BT: What could be the most important investment theme for the next year? How to play it?

S Naren: With the likely withdrawal of stimulus measures coupled with the dynamic environment of global and domestic markets, more active management may be required to navigate the equity market. Thus, a combination of active management and multi-asset strategies is likely to provide a better result in the short term.

Through a multi-asset strategy, an investor has access to various asset classes such as stocks, debt, gold and international stocks, all within a single fund. We recently launched ICICI Prudential Passive Multi-Asset Fund of Funds, which provides exposure to all of the asset classes I mentioned. As this is passive management, the offering of investments in all asset classes will be via ETFs / index funds. The program is capable of investing in any ETF / index fund launched by any other mutual fund in India. For international equity exposure, the universe consists of 30 well-researched global ETFs that invest in world / country and theme specific ETFs. Through this fund, we aim to offer a simple investment solution offering a mix of different asset classes.

BT: Do you think mid and small caps can continue to outperform large caps in 2022? Why or why not?

S Naren: Large caps are likely to lag behind until the sale of FII continues. But from a medium term point of view, large caps are much more attractive than mid and small caps.

BT: Name three factors that would drive the market in the future?

S Naren: We firmly believe that the fixing of interest rates by the world’s central banks is the most important factor that will drive equity returns over the next few years. From a macro perspective, inflation could persist but should not be viewed as a major risk. Historically, when inflation is at manageable levels, it stimulates economic activity. At these times, companies tend to sell goods at a faster rate.

BT: What are the two big risks that can drag the market in 2022?

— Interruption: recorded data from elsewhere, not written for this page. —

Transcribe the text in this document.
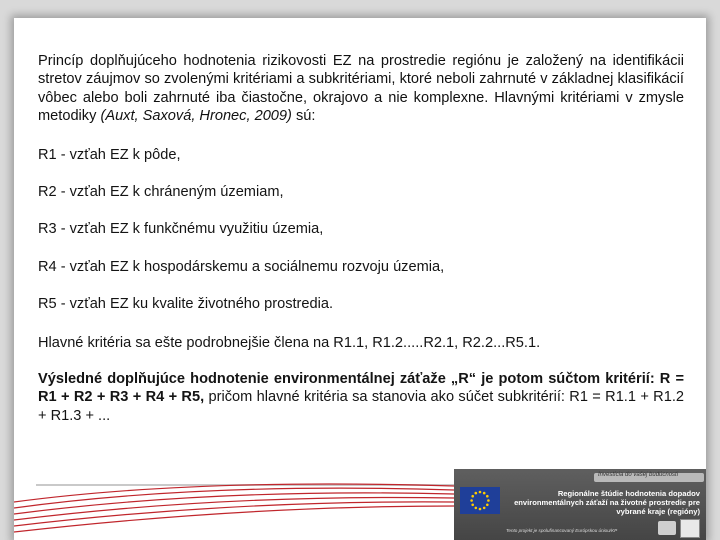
Princíp doplňujúceho hodnotenia rizikovosti EZ na prostredie regiónu je založený na identifikácii stretov záujmov so zvolenými kritériami a subkritériami, ktoré neboli zahrnuté v základnej klasifikácií vôbec alebo boli zahrnuté iba čiastočne, okrajovo a nie komplexne. Hlavnými kritériami v zmysle metodiky (Auxt, Saxová, Hronec, 2009) sú:

R1 - vzťah EZ k pôde,

R2 - vzťah EZ k chráneným územiam,

R3 - vzťah EZ k funkčnému využitiu územia,

R4 - vzťah EZ k hospodárskemu a sociálnemu rozvoju územia,

R5 - vzťah EZ ku kvalite životného prostredia.

Hlavné kritéria sa ešte podrobnejšie člena na R1.1, R1.2.....R2.1, R2.2...R5.1.

Výsledné doplňujúce hodnotenie environmentálnej záťaže „R“ je potom súčtom kritérií: R = R1 + R2 + R3 + R4 + R5, pričom hlavné kritéria sa stanovia ako súčet subkritérií: R1 = R1.1 + R1.2 + R1.3 + ...

Investícia do vašej budúcnosti
Regionálne štúdie hodnotenia dopadov environmentálnych záťaží na životné prostredie pre vybrané kraje (regióny)
Tento projekt je spolufinancovaný Európskou úniou/KP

S Naren: The amount and pace of the U.S. Fed’s rate hike and the severity of new Covid variants are potential factors that may weigh on markets.

BT: What should be the right composition of the portfolio given the current market scenario?

S Naren: Rather than focusing on a single asset class, opt for strategies that allow an investor to gain exposure to multiple asset classes. If you are considering an equity-linked investment, choose plan categories that have the flexibility to invest by market capitalization and themes.

BT: In your opinion, what type of shares can be bought in the event of a correction?

S Naren: Currently, the mood among retail investors is high. Investors opt for aggressively priced IPOs without considering such factors as trailing price to earnings, slipping price on book value, dividend yield and ROE before investing. This is a worrying development. If you are going for direct investing, it is advisable to invest in profitable and fundamentally sound names.